Museum in Charlotte County, Florida

The Blanchard House Museum is an African-American history museum in a historic former home in Punta Gorda, Charlotte County, Florida. It specializes in African-American history of Charlotte County and Southwest Florida.

== About ==
Exhibits at the museum cover the African American and cultural history of Charlotte County, including political, civic and religious life; founding families; education; and the Civil Rights Movement. Artifacts on display include photos, newspaper clippings, family heirlooms, and books by black writers. The Blanchard House and Museum also serves as a community center, and its offerings include a book club, seminars on African American history and culture, and leadership classes.

The museum director is Martha Bireda.

== History ==
African Americans have played a significant role in Punta Gorda's history. About half of the city's founder were Black; and four Black people signed the papers incorporating the city, out of a group of 34 men. Almost half of the city's 15 original settlers were Black, according to a press release from the Charlotte Harbor and The Gulf Islands Visitors Bureau.

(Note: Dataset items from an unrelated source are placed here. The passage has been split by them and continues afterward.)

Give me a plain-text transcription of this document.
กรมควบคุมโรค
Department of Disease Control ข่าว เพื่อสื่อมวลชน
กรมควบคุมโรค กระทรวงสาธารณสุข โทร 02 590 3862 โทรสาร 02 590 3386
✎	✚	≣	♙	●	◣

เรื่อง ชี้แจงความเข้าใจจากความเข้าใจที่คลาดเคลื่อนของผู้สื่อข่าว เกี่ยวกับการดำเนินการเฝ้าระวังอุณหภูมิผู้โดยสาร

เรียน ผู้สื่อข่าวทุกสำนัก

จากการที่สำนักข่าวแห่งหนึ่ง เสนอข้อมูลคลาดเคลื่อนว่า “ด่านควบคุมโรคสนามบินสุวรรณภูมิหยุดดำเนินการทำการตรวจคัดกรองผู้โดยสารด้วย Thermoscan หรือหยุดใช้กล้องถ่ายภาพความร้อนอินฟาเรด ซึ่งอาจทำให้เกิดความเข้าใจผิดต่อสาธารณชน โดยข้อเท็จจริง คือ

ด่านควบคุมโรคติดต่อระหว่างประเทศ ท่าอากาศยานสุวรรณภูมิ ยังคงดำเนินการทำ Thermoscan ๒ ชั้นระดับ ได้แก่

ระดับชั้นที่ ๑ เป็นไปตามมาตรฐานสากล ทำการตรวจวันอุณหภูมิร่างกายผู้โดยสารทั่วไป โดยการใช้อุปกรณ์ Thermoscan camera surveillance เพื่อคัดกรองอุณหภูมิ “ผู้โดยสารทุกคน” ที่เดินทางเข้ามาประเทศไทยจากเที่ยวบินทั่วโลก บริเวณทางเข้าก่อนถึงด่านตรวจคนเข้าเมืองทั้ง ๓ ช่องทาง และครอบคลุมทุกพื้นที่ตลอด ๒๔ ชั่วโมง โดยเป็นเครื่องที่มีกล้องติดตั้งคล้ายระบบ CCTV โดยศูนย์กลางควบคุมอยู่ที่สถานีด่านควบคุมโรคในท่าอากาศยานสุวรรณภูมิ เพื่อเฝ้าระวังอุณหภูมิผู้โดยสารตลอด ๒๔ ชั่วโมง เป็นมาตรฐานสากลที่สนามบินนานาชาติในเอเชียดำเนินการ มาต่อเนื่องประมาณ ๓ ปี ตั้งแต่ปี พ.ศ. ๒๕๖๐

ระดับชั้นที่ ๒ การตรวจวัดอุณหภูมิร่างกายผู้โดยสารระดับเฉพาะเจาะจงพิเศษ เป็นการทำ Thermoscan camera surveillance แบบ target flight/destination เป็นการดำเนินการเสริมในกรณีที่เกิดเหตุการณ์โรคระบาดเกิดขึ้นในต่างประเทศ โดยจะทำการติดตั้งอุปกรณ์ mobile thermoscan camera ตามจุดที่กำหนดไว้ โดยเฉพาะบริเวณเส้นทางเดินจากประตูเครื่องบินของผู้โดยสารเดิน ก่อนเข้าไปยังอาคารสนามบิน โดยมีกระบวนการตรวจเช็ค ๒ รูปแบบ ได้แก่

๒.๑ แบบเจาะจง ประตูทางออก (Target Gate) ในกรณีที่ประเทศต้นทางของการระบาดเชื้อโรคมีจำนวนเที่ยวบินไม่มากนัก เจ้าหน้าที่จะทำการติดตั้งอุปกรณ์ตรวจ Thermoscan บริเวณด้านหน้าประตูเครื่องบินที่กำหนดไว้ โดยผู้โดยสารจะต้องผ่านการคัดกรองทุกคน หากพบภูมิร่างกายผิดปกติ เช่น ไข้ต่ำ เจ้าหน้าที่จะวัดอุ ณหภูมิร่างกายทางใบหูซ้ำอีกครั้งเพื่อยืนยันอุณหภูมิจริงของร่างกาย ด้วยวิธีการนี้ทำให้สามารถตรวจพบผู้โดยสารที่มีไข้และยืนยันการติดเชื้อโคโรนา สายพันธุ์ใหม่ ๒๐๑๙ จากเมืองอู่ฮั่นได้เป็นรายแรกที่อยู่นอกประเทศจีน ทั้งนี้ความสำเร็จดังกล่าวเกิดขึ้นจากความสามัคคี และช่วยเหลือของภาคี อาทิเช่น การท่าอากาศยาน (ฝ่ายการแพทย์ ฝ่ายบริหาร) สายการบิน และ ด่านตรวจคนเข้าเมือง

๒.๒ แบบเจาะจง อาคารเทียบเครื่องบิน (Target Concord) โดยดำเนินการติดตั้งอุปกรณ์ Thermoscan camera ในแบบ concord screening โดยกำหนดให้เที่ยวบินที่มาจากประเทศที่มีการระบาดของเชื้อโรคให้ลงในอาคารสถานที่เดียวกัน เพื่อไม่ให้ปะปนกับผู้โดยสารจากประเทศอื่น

The building was named the Blanchard House and was constructed on Fitzhugh Avenue in 1925 by Joseph Blanchard, a former steamboat pilot. The Blanchard family retained ownership of the home until 1997, when it was purchased by local resident Bernice A. Russell. Russell intended to found a local Black history museum in the structure, but died in 1999. Russell's heirs donated the building to the Bernice A. Russell Community Development Corporation. In 2002, the house was moved from Fitzhugh Avenue to Martin Luther King Jr. Blvd. The location is the site of the long-demolished Gollman's Bar, a jook joint. The bar catered to Blacks and featured blues music, and was one of the few places where local African Americans could socialize publicly.

The Blanchard House Museum opened in 2004, the founder is Bernice Andrew Russell (1923–1999). Russell had established a traveling exhibition on African American history in the 1980s and was displayed at Punta Gorda Railroad Depot's Segregated Waiting Room, followed by a 1997 purchase of the Blanchard House with the intention of opening a museum.

The building was badly damaged by Hurricane Charley shortly after its openly, and did not reopen until February 2006. It was again closed due to damaged by Hurricane Ian in 2022.

In 2024, it was included on the Florida Trust for Historic Preservation 11 to Save list.